A couple of weeks ago, the Clackamas County Commission wrote a strongly-worded letter to Gov. John Kitzhaber, asking for information about the anticipated diversion of traffic from I-5 to I-205 if the proposed $2.8 billion Oregon-only version of the Columbia River Crossing project gets built. 

"Clackamas County believes that tolling the CRC will create unmanageable congestion along I-205, a lifeline for Clackamas County businesses," says the Oct. 29 letter, signed by Chairman John Ludlow on behalf of the board.

The letter followed an analysis by Portland economist Joe Cortright, who is working for Plaid Pantry, the Portland-based convenience store chain that opposes the CRC project.

Using numbers prepared for ODOT by its own consultant, CDM Smith, Cortright showed that the initial diversion from the I-5 bridge to the I-205 bridge could be massive—that tolling could cause an initial drop on the I-5 bridge from about 123,000 crossings per day to about 75,000 crossings per day (see the table in Garrett's letter, page 3). About half of that traffic, the consultants said, would divert to I-205 and the rest of drivers would stay home.

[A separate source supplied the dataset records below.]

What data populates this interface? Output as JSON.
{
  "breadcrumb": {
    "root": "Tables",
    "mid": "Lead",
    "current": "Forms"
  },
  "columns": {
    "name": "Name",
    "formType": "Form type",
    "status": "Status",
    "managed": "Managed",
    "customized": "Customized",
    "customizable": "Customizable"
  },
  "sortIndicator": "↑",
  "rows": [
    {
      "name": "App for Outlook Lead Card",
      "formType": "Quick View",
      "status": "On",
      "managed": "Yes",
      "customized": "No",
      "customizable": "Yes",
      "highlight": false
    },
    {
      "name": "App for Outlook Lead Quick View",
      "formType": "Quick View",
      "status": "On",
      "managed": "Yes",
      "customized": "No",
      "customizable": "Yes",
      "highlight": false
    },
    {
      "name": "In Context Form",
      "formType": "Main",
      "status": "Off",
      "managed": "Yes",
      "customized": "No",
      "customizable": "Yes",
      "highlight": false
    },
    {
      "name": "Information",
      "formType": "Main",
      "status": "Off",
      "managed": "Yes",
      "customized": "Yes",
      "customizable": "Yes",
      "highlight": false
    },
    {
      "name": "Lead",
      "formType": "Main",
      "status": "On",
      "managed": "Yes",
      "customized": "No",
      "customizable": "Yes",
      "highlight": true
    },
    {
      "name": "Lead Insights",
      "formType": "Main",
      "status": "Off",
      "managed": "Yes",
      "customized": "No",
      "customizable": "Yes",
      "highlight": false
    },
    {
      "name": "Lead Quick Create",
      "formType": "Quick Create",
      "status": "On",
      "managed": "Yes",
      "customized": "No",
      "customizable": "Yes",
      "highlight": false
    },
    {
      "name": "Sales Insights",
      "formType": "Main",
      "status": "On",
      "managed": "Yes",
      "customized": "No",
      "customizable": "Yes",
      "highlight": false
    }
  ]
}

In a Nov. 12 response (PDF) to Ludlow, Garrett provides two answers. First, he says I-205 is going to fill up anyway. "Future congestion in the I-205 corridor will occur with or without tolling on the I-5," Garrett writes.

That's not really an answer, so he then addresses the CDM Smith study, admitting in a tortured explanation that although the numbers do show the possibility of massive diversion, they are preliminary. He goes on from there, at length.